Comme nous le voyons tous ces récits divergent. Qui s’est rendu au sépulcre ? Marie seule (Jn 20,1) ? Marie de Magdala et l’autre Marie (Mt 28,1) ? Marie de Magdala, Marie mère de Jacques et Salomé (Mc 16,1) ? Marie de Magdala, Jeanne, Marie mère de Jacques et les autres qui étaient avec elles (Lc 24,10) ? Qui croire ?

30.Qui a-t-on aperçu au sépulcre ?

« et elle vit deux anges vêtus de blanc, assis à la place où avait été couché le corps de Jésus, l’un à la tête, l’autre aux pieds. » (Jean 20,12)

« Et voici, il y eut un grand tremblement de terre; car un ange du Seigneur descendit du ciel, vint rouler la pierre, et s’assit dessus. » (Matthieu 28,2)

« Elles entrèrent dans le sépulcre, virent un jeune homme assis à droite vêtu d’une robe blanche, et elles furent épouvantées. » (Marc 16,5)

« Comme elles ne savaient que penser de cela, voici, deux hommes leur apparurent, en habits resplendissants. » ( Luc 24,4)

Encore une fois tous ces avis divergent. Qui se trouvait au sépulcre ? Deux anges vêtus de blanc (Jn 20,12) ? Un ange (Mt 28,2) ? Un jeune homme (Mc 16,5) ? Deux hommes (Lc 24,4) ? On reste étonné par la divergence dans les récits. Encore une fois, qui croire ?

31.Les femmes annoncent-elles le retour du Christ aux disciples ou pas ?

NON

« Elles sortirent du sépulcre et s’enfuirent. La peur et le trouble les avaient saisies; et elles ne dirent rien à personne, à cause de leur effroi. » (Marc 16,8)

OUI

« Elles s’éloignèrent promptement du sépulcre, avec crainte et avec une grande joie, et elles coururent porter la nouvelle aux disciples. » (Matthieu 28,8)

« A leur retour du sépulcre, elles annoncèrent toutes ces choses aux onze, et à tous les autres. » (Luc 24,9)

« Marie de Magdala alla annoncer aux disciples qu’elle avait vu le Seigneur, et qu’il lui avait dit ces choses. » (Jean 20,18)

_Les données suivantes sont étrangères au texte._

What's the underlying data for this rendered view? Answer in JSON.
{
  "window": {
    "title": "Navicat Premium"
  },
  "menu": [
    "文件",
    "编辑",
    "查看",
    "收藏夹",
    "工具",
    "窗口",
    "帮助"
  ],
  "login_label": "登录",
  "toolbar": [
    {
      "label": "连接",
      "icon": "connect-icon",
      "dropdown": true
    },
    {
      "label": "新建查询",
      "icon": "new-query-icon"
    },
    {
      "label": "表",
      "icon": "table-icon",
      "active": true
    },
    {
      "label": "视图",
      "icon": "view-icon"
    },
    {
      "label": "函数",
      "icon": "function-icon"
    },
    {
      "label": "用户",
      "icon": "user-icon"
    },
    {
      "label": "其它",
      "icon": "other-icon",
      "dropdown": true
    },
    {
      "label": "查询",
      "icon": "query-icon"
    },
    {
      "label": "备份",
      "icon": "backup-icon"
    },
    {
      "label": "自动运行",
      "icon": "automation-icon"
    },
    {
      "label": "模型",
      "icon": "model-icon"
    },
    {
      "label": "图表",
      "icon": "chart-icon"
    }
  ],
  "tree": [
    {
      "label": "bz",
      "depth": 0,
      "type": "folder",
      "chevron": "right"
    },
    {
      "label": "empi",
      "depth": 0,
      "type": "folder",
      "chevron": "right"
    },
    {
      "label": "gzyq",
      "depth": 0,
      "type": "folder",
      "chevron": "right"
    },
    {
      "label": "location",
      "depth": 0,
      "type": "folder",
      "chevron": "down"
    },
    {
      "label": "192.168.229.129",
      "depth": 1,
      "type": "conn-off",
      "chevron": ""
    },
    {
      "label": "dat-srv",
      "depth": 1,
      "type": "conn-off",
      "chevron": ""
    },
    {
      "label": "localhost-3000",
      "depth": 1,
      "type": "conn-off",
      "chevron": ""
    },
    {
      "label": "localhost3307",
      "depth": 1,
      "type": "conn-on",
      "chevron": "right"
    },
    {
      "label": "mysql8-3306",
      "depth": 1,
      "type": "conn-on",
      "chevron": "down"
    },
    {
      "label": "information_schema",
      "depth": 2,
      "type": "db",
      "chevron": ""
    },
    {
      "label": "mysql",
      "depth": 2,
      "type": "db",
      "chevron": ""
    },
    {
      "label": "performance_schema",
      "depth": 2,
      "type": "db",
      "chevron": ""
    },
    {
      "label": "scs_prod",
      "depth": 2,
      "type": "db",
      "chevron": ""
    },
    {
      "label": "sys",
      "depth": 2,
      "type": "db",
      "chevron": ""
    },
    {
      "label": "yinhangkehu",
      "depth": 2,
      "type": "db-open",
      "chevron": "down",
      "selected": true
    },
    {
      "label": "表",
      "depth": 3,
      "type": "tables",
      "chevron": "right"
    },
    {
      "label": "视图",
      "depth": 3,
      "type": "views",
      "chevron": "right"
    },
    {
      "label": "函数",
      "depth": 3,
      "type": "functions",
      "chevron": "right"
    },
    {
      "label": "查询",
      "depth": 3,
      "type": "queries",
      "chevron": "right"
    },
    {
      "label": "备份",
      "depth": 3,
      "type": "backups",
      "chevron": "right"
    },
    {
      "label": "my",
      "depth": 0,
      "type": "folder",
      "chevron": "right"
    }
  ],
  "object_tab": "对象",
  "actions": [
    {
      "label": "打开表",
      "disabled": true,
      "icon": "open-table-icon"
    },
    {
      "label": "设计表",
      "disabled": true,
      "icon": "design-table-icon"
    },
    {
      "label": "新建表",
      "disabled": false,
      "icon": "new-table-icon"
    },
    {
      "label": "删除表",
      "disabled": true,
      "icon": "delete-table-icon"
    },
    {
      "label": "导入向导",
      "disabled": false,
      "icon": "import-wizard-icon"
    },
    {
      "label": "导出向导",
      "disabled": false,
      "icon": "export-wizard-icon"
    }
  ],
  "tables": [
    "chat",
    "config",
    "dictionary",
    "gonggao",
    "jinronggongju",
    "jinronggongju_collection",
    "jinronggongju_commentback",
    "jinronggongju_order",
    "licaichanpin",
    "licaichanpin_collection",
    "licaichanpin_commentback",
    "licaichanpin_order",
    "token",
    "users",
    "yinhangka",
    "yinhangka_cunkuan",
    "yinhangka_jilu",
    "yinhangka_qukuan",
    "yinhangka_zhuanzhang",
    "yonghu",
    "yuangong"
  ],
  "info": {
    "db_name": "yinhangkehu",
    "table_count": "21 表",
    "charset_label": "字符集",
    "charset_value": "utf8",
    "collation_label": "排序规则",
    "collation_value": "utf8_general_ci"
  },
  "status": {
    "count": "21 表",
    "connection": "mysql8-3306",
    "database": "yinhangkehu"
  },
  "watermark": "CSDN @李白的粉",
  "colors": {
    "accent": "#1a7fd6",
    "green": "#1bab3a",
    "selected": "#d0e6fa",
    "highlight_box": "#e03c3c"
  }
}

Nous remarquerons de plus, que dans Jean 20 :18, il ne s’agit que de Marie seule, ce qui constitue une autre contradiction avec Matthieu et Luc. Mais comme nous l’avons tous ces rapports sont contradictoires entre eux sur chaque aspect de la crucifixion. Même les témoins ne semblent pas d’accord sur le déroulement des choses.

32.Qui dit quoi à qui ?

Deux anges vêtus de blanc qui dirent à Marie ‘Femme pourquoi pleures-tu’ ?

« Cependant Marie se tenait dehors près du sépulcre, et pleurait. Comme elle pleurait, elle se baissa pour regarder dans le sépulcre; et elle vit deux anges vêtus de blanc, assis à la place où avait été couché le corps de Jésus, l’un à la tête, l’autre aux pieds. Ils lui dirent: Femme, pourquoi pleures-tu? Elle leur répondit: Parce qu’ils ont enlevé mon Seigneur, et je ne sais où ils l’ont mis. » (Jean 20,11-13)

Deux hommes qui dirent à plusieurs femmes (Marie de Magdala, Jeanne, Marie, mère de Jacques, et les autres qui étaient avec elles) ‘Pourquoi cherchez-vous parmi les morts celui qui est vivant’ ?

« Comme elles ne savaient que penser de cela, voici, deux hommes leur apparurent, en habits resplendissants. Saisies de frayeur, elles baissèrent le visage contre terre; mais ils leur dirent: Pourquoi cherchez-vous parmi les morts celui qui est vivant? Il n’est point ici, mais il est ressuscité. Souvenez-vous de quelle manière il vous a parlé, lorsqu’il était encore en Galilée, et qu’il disait: Il faut que le Fils de l’homme soit livré entre les mains des pécheurs, qu’il soit crucifié, et qu’il ressuscite le troisième jour. Et elles se ressouvinrent des paroles de Jésus. » (Luc 24,4-8)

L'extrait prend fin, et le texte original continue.